Finding her brother wasn’t an obstacle. Her brother was the obstacle. She tripped over his body and tumbled forward. He was sleeping before she woke and before she tripped. He went out the door but he didn’t go. The door closed but he stayed. He slept outside her door. He needed rest as much as she did. He just couldn’
t stand to be in the same room with her, so he slept outside. She woke up then woke him up. It was and off chance but it was easy to find him.
He was groggier than she was. His sleep and life were rougher, but it was fine for him. He was used to it. The after effect was the same, a hangover. He woke up trying to shake it off. He looked up at her. The look lasted for both of them. She had fallen to the opposite side of the hall. She sat up at the same time as him, eyes meeting from across the hall. The look lasted on both sides, from brother to sister.
“What time is it?” said Mr. Li.
“Just after 11:00am,” said Xiaofeng.
“Do you have a class this morning?” asked Mr. Li.
“Two o’clock,” said Xiaofeng.
“Ok,” said Mr. Li.
“How do you feel?” asked Xiaofeng.
“Good,” said Mr. Li.
“You wanna sit here all day?” asked Xiaofeng. Mr. Li shook his head.
“Well,” said Xiaofeng, “I have somewhere to be.”
“It might not be the best idea,” said Mr. Li.
“What?” asked Xiaofeng.
“To go to the University,” said Mr. Li, “It’s the same as going home. They know they can find you there.”

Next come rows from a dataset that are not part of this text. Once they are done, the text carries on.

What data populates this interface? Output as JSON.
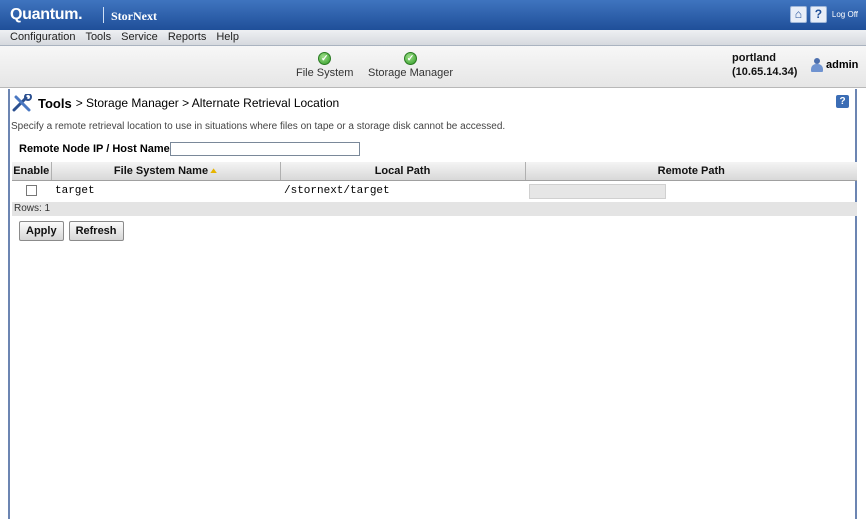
{
  "header": {
    "brand": "Quantum.",
    "product": "StorNext",
    "home_label": "⌂",
    "help_label": "?",
    "logoff_label": "Log Off"
  },
  "menu": [
    "Configuration",
    "Tools",
    "Service",
    "Reports",
    "Help"
  ],
  "status": {
    "services": [
      {
        "label": "File System",
        "state": "ok"
      },
      {
        "label": "Storage Manager",
        "state": "ok"
      }
    ],
    "host_name": "portland",
    "host_ip": "(10.65.14.34)",
    "user": "admin"
  },
  "page": {
    "section": "Tools",
    "breadcrumb_rest": "> Storage Manager > Alternate Retrieval Location",
    "help_label": "?",
    "description": "Specify a remote retrieval location to use in situations where files on tape or a storage disk cannot be accessed.",
    "remote_label": "Remote Node IP / Host Name",
    "remote_value": ""
  },
  "table": {
    "columns": [
      "Enable",
      "File System Name",
      "Local Path",
      "Remote Path"
    ],
    "rows": [
      {
        "enabled": false,
        "file_system": "target",
        "local_path": "/stornext/target",
        "remote_path": ""
      }
    ],
    "rows_label": "Rows: 1"
  },
  "actions": {
    "apply_label": "Apply",
    "refresh_label": "Refresh"
  },
  "colors": {
    "header_blue": "#1f4f99",
    "ok_green": "#2e9a25",
    "sort_arrow": "#e6b400"
  }
}
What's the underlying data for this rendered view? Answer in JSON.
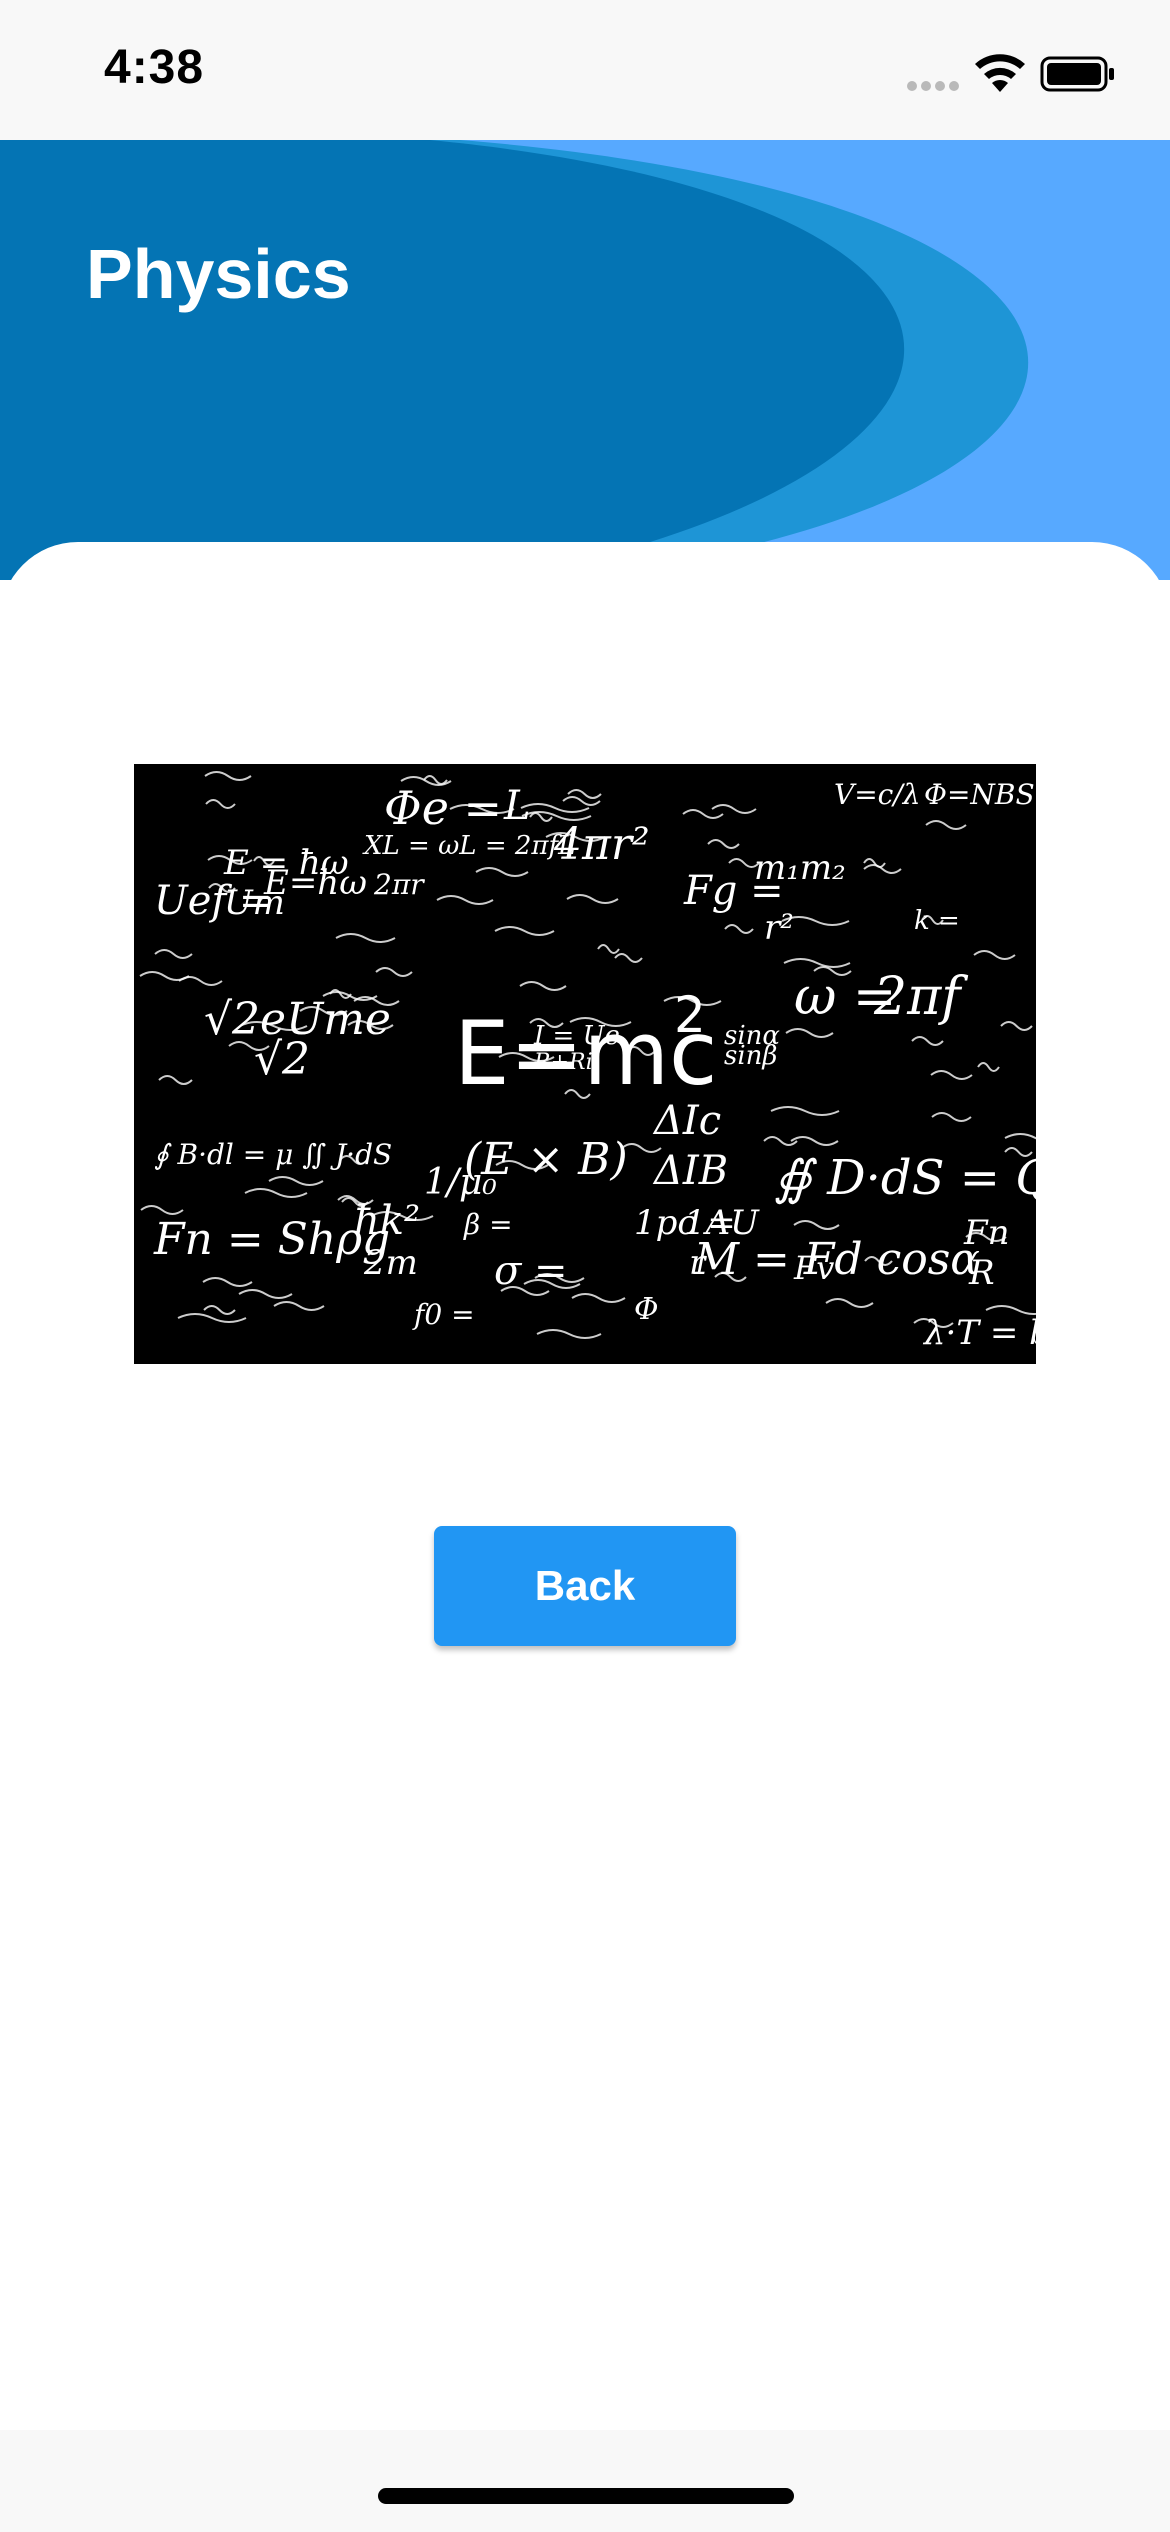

“Mama dealt with everything by sticking with her routine,” said Xiaofeng, “That’s what I do. I learned it from her. I want you to do it too. You do whatever it is that you do. If they can find me you can too. So you know where I’ll be.” The message was clear. Mr. Li nodded his head in understanding. They readied themselves and went to the front desk. Mr. Li cancelled his second night’s stay and requested taxi service. He took Xiaofeng by a retail shop for better clothes. The ride and the skirt suit were on him. The taxi stopped on Veteran Avenue next to the UCLA campus. Xiaofeng got out of the car carrying her skirt suit on a hook. She would change in her office.